Significant Safety Consequences and Implications This event posed no significant safety implications because the reactor protection and safety related systems functioned as designed following the manual reactor trip. The transient was compared to the UFSAR transient analysis for the trip of both recirculation pumps, and the actual response was enveloped by the UFSAR analysis.

Therefore the health and safety of the public were not affected by this event.

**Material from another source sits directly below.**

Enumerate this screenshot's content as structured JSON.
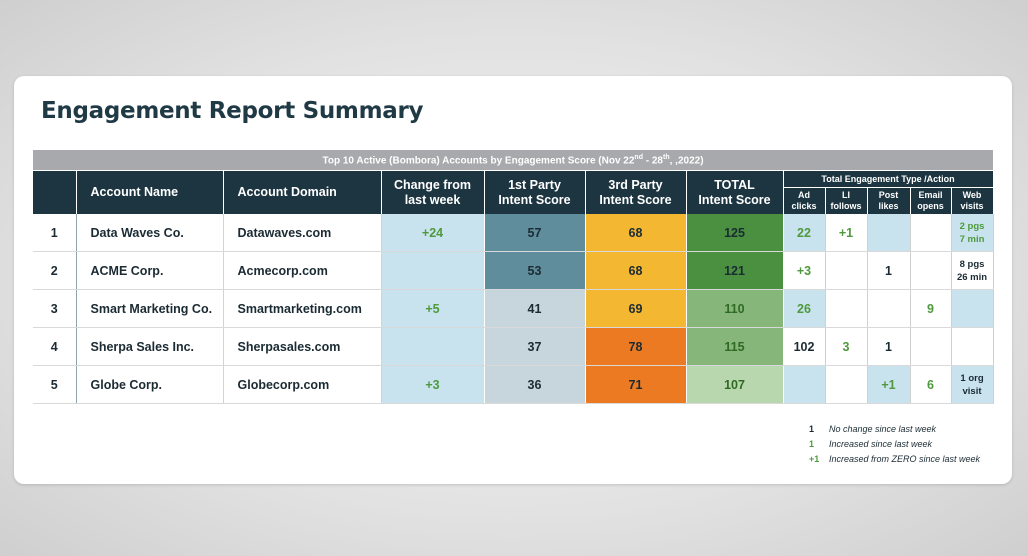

This event is being reported under 10 CFR 50.73(a)(2)(iv)(A), as an event or condition that resulted in manual actuation of the reactor protection system that resulted in a reactor scram. A 4-hour non-emergency notification was made to the NRC at 18:06 EST on January 31, 2008 (EN 43948) in accordance with 10 CFR 50.72(b)(2)(iv)(B) for an actuation of the reactor protection system.

Cause of the Event

The manual scram was inserted in response to a trip of both recirculation pumps in accordance with plant procedures. The cause of the recirculation pump trips was determined to be an intermittent failure of the 65G bus undervoltage trip logic. This could have been caused by a failure of the undervoltage relay, or by degraded connections in the relay circuit resulting in the relay sensing a low voltage condition and tripping in response to that condition. Field investigation determined that the intermittent failure was likely caused by a degraded relay cutoff switch in the undervoltage trip logic. The specific cause, however, could not be identified by failure analysis.

Corrective Actions

Since the failure was determined to be intermittent, additional corrective measures were taken to address possible faults based on a failure modes and effects analysis. The undervoltage relay and its cutoff knife switches were replaced, and the original components were sent out for analysis. The undervoltage circuit fuses were replaced, fuse clips tightened, connections cleaned, continuity checked, and the circuit was meggered to identify any potential faults prior to the restart of the unit. The failure analysis was inconclusive.

This event is documented and evaluated in the Fermi 2 corrective action program. Other actions are being planned to address this event. These actions will be tracked and implemented by the corrective action program.

Additional Information

A. Failed Components: Unknown B. Previous LERs on Similar Problems:

There have been no previous events involving a manual trip in response to an undervoltage trip of the recirculation pumps.